Accentuated eccentric loading (AEL) is an attempt to break that ceiling by overloading the braking phase of a movement while keeping the propulsive phase light and fast.
Can we improve force, velocity, and power in jumping by overloading the eccentric phase only?

What Did the Researchers Do?
Study Design
- The authors reviewed all available studies using AEL with jump-based movements.
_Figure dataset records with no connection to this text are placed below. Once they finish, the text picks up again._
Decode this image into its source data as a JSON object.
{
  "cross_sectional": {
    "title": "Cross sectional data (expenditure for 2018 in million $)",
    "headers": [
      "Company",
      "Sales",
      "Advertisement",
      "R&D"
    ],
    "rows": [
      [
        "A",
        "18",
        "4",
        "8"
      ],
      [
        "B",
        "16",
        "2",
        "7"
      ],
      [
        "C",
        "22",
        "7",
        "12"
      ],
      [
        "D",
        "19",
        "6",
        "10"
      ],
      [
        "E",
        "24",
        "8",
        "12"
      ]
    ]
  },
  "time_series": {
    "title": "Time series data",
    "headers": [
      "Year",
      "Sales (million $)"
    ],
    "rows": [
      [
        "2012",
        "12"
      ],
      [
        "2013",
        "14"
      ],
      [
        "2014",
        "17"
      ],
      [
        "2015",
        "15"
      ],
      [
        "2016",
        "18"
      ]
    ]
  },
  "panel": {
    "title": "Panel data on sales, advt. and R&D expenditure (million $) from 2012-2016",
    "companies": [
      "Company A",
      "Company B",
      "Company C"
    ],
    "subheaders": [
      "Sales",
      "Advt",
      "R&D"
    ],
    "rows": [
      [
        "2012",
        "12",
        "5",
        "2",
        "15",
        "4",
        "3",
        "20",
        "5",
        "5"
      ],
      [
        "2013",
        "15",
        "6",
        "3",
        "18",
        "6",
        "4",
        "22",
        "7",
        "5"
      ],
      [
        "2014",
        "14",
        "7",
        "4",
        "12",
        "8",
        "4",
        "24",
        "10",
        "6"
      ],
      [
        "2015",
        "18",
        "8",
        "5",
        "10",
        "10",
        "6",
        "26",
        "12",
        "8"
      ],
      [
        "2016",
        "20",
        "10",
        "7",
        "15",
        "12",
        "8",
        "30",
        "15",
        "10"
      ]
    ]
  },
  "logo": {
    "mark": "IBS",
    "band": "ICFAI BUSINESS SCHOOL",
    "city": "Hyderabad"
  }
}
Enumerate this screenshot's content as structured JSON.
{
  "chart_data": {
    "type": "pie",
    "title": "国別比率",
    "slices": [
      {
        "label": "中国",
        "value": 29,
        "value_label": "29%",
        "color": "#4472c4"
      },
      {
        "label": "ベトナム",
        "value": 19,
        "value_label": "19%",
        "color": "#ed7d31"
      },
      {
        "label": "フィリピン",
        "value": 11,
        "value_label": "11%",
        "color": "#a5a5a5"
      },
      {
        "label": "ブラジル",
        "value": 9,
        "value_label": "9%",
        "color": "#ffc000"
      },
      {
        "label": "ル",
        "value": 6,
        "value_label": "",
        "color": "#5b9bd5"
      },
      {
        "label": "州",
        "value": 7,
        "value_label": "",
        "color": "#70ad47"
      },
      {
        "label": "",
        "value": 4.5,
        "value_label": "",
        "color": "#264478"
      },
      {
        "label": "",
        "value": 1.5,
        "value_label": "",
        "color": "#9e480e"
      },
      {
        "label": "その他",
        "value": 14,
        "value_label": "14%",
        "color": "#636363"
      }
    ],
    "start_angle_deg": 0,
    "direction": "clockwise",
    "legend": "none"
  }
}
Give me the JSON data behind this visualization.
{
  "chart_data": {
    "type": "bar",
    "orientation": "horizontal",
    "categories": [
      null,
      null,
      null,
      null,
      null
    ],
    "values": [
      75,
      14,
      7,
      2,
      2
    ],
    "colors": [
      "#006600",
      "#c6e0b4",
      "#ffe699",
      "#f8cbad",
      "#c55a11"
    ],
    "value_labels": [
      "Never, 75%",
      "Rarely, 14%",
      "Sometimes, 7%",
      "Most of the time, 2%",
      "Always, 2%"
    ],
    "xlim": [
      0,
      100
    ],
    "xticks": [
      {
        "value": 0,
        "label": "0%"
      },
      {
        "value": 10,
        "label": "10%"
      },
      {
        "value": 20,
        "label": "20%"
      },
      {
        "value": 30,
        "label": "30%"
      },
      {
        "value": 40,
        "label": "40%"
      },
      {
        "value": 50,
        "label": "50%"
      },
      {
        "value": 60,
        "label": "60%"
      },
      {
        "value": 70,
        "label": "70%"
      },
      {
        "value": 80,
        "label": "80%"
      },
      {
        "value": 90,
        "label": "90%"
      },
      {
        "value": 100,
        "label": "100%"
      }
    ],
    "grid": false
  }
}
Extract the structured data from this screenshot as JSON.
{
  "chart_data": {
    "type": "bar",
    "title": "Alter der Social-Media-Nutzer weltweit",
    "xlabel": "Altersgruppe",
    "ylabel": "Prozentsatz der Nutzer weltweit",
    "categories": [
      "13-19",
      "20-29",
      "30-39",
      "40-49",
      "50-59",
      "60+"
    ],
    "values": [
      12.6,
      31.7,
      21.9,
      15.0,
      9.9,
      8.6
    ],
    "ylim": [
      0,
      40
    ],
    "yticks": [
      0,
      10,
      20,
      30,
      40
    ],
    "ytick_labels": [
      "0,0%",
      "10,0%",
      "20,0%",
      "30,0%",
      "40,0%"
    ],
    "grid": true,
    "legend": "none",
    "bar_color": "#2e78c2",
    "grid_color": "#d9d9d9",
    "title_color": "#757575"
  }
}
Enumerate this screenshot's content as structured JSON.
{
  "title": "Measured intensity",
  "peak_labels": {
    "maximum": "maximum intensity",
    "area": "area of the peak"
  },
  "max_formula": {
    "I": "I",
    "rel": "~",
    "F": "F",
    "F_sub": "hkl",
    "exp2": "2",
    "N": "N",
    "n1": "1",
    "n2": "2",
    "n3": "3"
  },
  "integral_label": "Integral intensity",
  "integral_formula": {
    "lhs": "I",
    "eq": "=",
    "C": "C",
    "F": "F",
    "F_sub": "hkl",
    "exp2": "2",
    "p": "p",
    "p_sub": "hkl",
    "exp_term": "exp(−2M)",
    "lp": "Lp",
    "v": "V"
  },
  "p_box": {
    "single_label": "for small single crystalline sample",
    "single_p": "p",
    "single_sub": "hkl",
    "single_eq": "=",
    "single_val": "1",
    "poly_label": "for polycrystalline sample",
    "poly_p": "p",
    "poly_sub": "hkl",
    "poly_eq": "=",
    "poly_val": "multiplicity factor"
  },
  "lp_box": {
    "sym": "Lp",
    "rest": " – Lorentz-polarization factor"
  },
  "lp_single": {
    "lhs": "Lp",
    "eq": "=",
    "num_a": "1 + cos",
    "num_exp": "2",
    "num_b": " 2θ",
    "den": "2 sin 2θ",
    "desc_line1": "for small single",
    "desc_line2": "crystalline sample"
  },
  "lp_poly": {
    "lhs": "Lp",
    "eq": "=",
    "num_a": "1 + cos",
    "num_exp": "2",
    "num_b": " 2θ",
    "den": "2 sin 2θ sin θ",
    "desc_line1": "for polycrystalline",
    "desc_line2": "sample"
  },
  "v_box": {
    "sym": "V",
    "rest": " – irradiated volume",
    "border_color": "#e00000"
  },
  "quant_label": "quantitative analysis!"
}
- Focused on acute performance effects, not long-term adaptations
- Compared different exercises (CMJ, jump squat, drop jump), loading methods (dumbbell release, bands, weight releasers) and load magnitudes (typically 10–30% body mass or 1RM)
Subjects
Across the included studies:
- Trained males and females
- Mostly resistance-trained or sport athletes
- Sample sizes were small, typical of biomechanics work
Key Variables Measured
- Peak and mean power
- Peak force
- Takeoff velocity
- Jump height or flight time
What Were the Results?
Plyo-AEL Can Increase Force and Power
Across multiple studies:
- Peak power often increased with AEL
- Peak and mean concentric force tended to improve
- Velocity sometimes improved, sometimes stayed neutral
The biggest improvements were seen when:
- Eccentric loads were 10–30% of body mass
- Concentric phase was unloaded
- Athletes could maintain a fast amortization phase
More Load Is Not Better
When eccentric loads got too high:
- Performance plateaued or declined
- Jump height dropped
- Velocity suffered
In one study using 50–80% 1RM eccentric loads, performance worsened rather than improved, reinforcing an important point:
Plyo-AEL is not max eccentric training. It’s speed-sensitive eccentric exposure.
Exercise Selection Matters
- The best supported exercises we jump squats and countermovement jumps (with self-released load)
- Less clear exercsies were drop jumps with AEL and weightlifting derivatives (limited data)
Note: Depth consistency mattered ⮕ Comparing a BW CMJ to an AEL jump squat muddies interpretation because displacement changes power outputs.


What Does This Mean?
Mechanistically
Plyo-AEL likely works by:
- Increasing eccentric braking force
- Storing more elastic energy
- Enhancing early concentric force production
- Improving neural drive during the SSC
However, this holds only if amortization remains short and the athlete can reuse stored energy.
Once the eccentric load slows the transition, benefits disappear.
Practically
Think of plyo-AEL as:
- A way to expose athletes to higher landing forces
- Without increasing concentric load
- And without changing jump intent
Limitations
- Mostly acute studies and small sample sizes
- Inconsistent loading prescriptions (BM vs %1RM)
- Limited data on chronic adaptations
- Potential safety and logistics concerns with bands and dumbbell release
Coach’s Takeaway
Keep Eccentric Loads Light and Fast
- Start at 10–20% body mass (rarely exceed 30%)
- If the jump height drops, the load is too high
Use Simple, Athlete-Controlled Methods
- Best options are dumbbell release, jump squats and hand-released AEL CMJs
- Avoid band release methods that rely on assistants or anything that compromises landing safety
Treat Plyo-AEL Like Power Training
- Low reps (1–3) with full intent on every jump
- Cluster sets work well to reset equipment and preserve output
I hope this helps,
Ramsey
Reference: Handford MJ, Martín-Rivera F, Maroto-Izquierdo S, Hughes JD. (2021). Plyo-accentuated eccentric loading methods to enhance lower limb muscle power. Strength & Conditioning Journal, 43(5), 54–64.